The abduction of Christian girls in Pakistan has worsened, according to a report by the Aid to the Church in Need, an international Catholic pastoral aid organization.
“The problem is becoming more acute day by day,” the report quoted Father Emmanuel Yousaf, director of the Catholic Commission for Justice and Peace in Pakistan.
The priest said those most affected are members of the Christian and Hindu minorities in the provinces of Sindh and Punjab.
“One reason is that all this happens mainly to Christians and Hindus. The pressure comes from Pakistani society and the Muslim side. They put pressure on the families and the girls,” said Father Yousaf.
“Even the lawyers are afraid to deal with such cases, and so are the judges,” he added.
The priest said radical Muslims in Pakistan are a small but influential minority. “I have many Muslim friends, but they are the silent majority, that is the problem,” he said.

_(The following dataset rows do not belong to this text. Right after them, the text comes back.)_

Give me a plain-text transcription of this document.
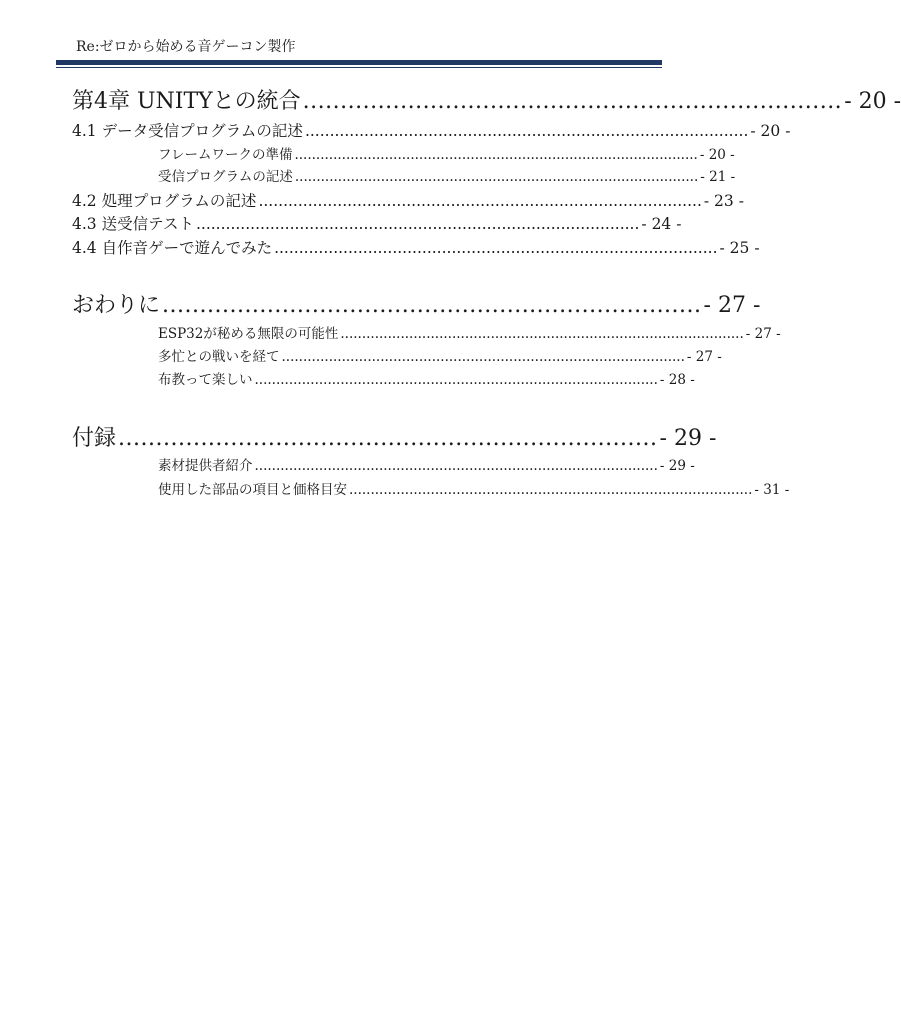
Re:ゼロから始める音ゲーコン製作
第4章 UNITYとの統合 ........................................................................ - 20 -
4.1 データ受信プログラムの記述 .......................................................................................... - 20 -
フレームワークの準備 .............................................................................................. - 20 -
受信プログラムの記述 .............................................................................................. - 21 -
4.2 処理プログラムの記述 .......................................................................................... - 23 -
4.3 送受信テスト .......................................................................................... - 24 -
4.4 自作音ゲーで遊んでみた .......................................................................................... - 25 -
おわりに ........................................................................ - 27 -
ESP32が秘める無限の可能性 .............................................................................................. - 27 -
多忙との戦いを経て .............................................................................................. - 27 -
布教って楽しい .............................................................................................. - 28 -
付録 ........................................................................ - 29 -
素材提供者紹介 .............................................................................................. - 29 -
使用した部品の項目と価格目安 .............................................................................................. - 31 -
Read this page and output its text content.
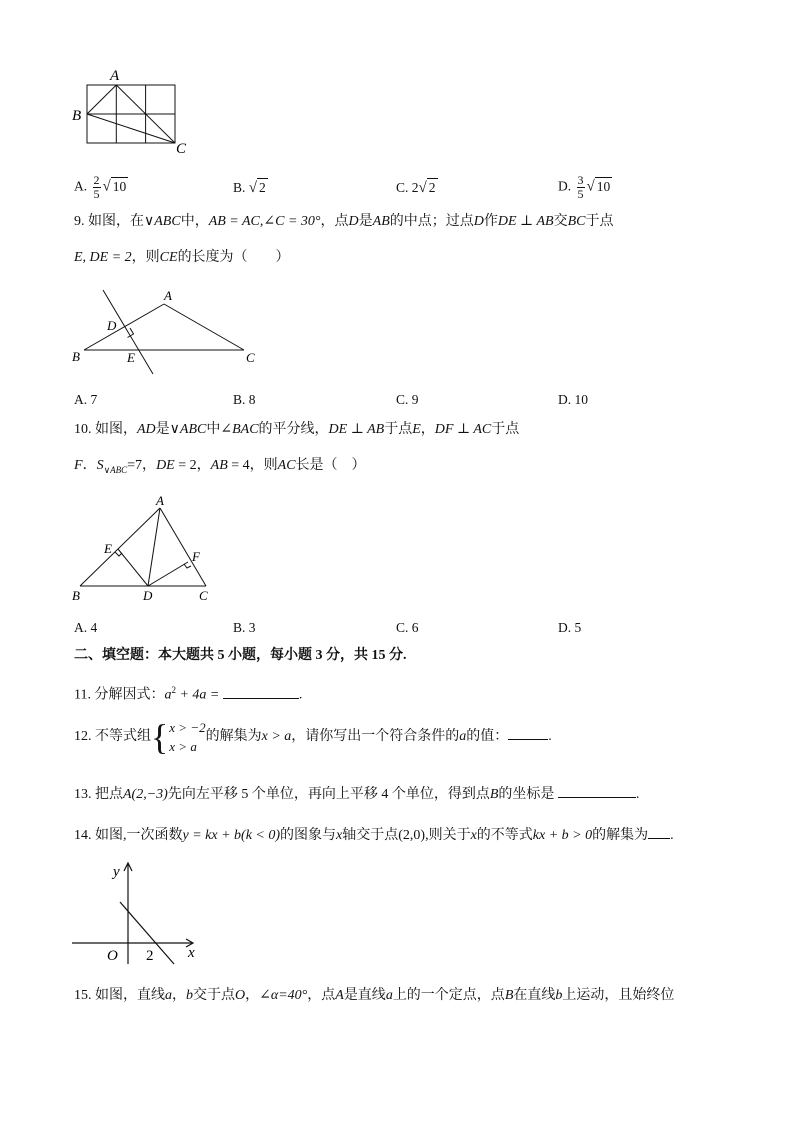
A
B
C
A. $\frac{2}{5}$ √ 10	B. √ 2	C. 2√ 2	D. $\frac{3}{5}$ √ 10
9. 如图，在∨ABC中，AB = AC,∠C = 30°，点D是AB的中点；过点D作DE ⊥ AB交BC于点
E, DE = 2，则CE的长度为（　　）
A
B	C
D
E
A. 7	B. 8	C. 9	D. 10
10. 如图，AD是∨ABC中∠BAC的平分线，DE ⊥ AB于点E，DF ⊥ AC于点
F．$S_{\vee ABC}=7$，DE = 2，AB = 4，则AC长是（　）
A
B	C
D
E
F
A. 4	B. 3	C. 6	D. 5
二、填空题：本大题共 5 小题，每小题 3 分，共 15 分.
11. 分解因式：$a^2 + 4a$ =	.
12. 不等式组{ x > −2
x > a
的解集为x > a，请你写出一个符合条件的a的值：	.
13. 把点A(2,−3)先向左平移 5 个单位，再向上平移 4 个单位，得到点B的坐标是	.
14. 如图,一次函数y = kx + b(k < 0)的图象与x轴交于点(2,0),则关于x的不等式kx + b > 0的解集为 .
y
x
O 2
15. 如图，直线a，b交于点O，∠α=40°，点A是直线a上的一个定点，点B在直线b上运动，且始终位
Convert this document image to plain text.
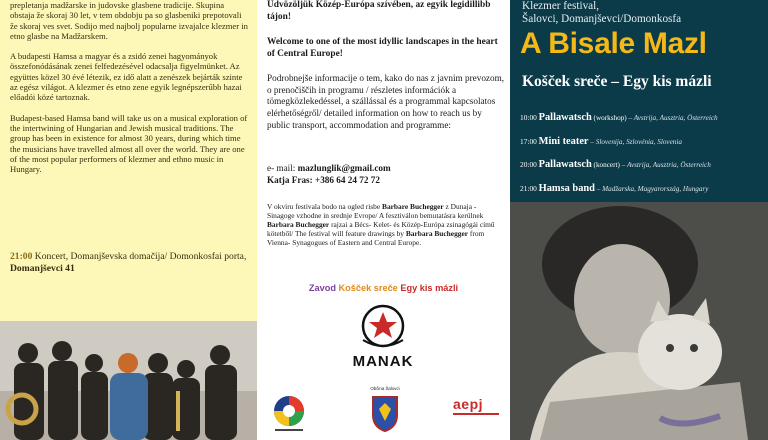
prepletanja madžarske in judovske glasbene tradicije. Skupina obstaja že skoraj 30 let, v tem obdobju pa so glasbeniki prepotovali že skoraj ves svet. Sodijo med najbolj popularne izvajalce klezmer in etno glasbe na Madžarskem.

A budapesti Hamsa a magyar és a zsidó zenei hagyományok összefonódásának zenei felfedezésével odacsalja figyelmünket. Az együttes közel 30 évé létezik, ez idő alatt a zenészek bejárták szinte az egész világot. A klezmer és etno zene egyik legnépszerűbb hazai előadói közé tartoznak.

Budapest-based Hamsa band will take us on a musical exploration of the intertwining of Hungarian and Jewish musical traditions. The group has been in existence for almost 30 years, during which time the musicians have travelled almost all over the world. They are one of the most popular performers of klezmer and ethno music in Hungary.

21:00 Koncert, Domanjševska domačija/ Domonkosfai porta, Domanjševci 41
Üdvözöljük Közép-Európa szívében, az egyik legidillibb tájon!
Welcome to one of the most idyllic landscapes in the heart of Central Europe!
Podrobnejše informacije o tem, kako do nas z javnim prevozom, o prenočiščih in programu / részletes információk a tömegközlekedéssel, a szállással és a programmal kapcsolatos elérhetőségről/ detailed information on how to reach us by public transport, accommodation and programme:
e- mail: mazlunglik@gmail.com
Katja Fras: +386 64 24 72 72
V okviru festivala bodo na ogled risbe Barbare Buchegger z Dunaja - Sinagoge vzhodne in srednje Evrope/ A fesztiválon bemutatásra kerülnek Barbara Buchegger rajzai a Bécs- Kelet- és Közép-Európa zsinagógái című kötetből/ The festival will feature drawings by Barbara Buchegger from Vienna- Synagogues of Eastern and Central Europe.
Zavod Košček sreče Egy kis mázli
MANAK
Občina Šalovci
aepj
Klezmer festival,
Šalovci, Domanjševci/Domonkosfa
A Bisale Mazl
Košček sreče – Egy kis mázli
10:00 Pallawatsch (workshop) – Avstrija, Ausztria, Österreich
17:00 Mini teater – Slovenija, Szlovénia, Slovenia
20:00 Pallawatsch (koncert) – Avstrija, Ausztria, Österreich
21:00 Hamsa band – Madžarska, Magyarország, Hungary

Christians, who make up less than two percent of Pakistan’s population, must contend with many prejudices in the country, he said.
“Many here think we can get a visa to travel abroad in no time, but that’s not true. They say we belong to Europe because we are Christians. But we are Pakistanis, and we love this country,” said the priest.
According to a report presented to the United Nations Human Rights Council in 2022, there were at least 78 documented cases of abduction, forcible conversion to Islam and forcible marriage of young women in Pakistan in 2021.
The study was prepared by the Center for Social Justice in Lahore. The CJS also speaks of at least 84 documented cases in 2021 in which Pakistanis were prosecuted for blasphemy.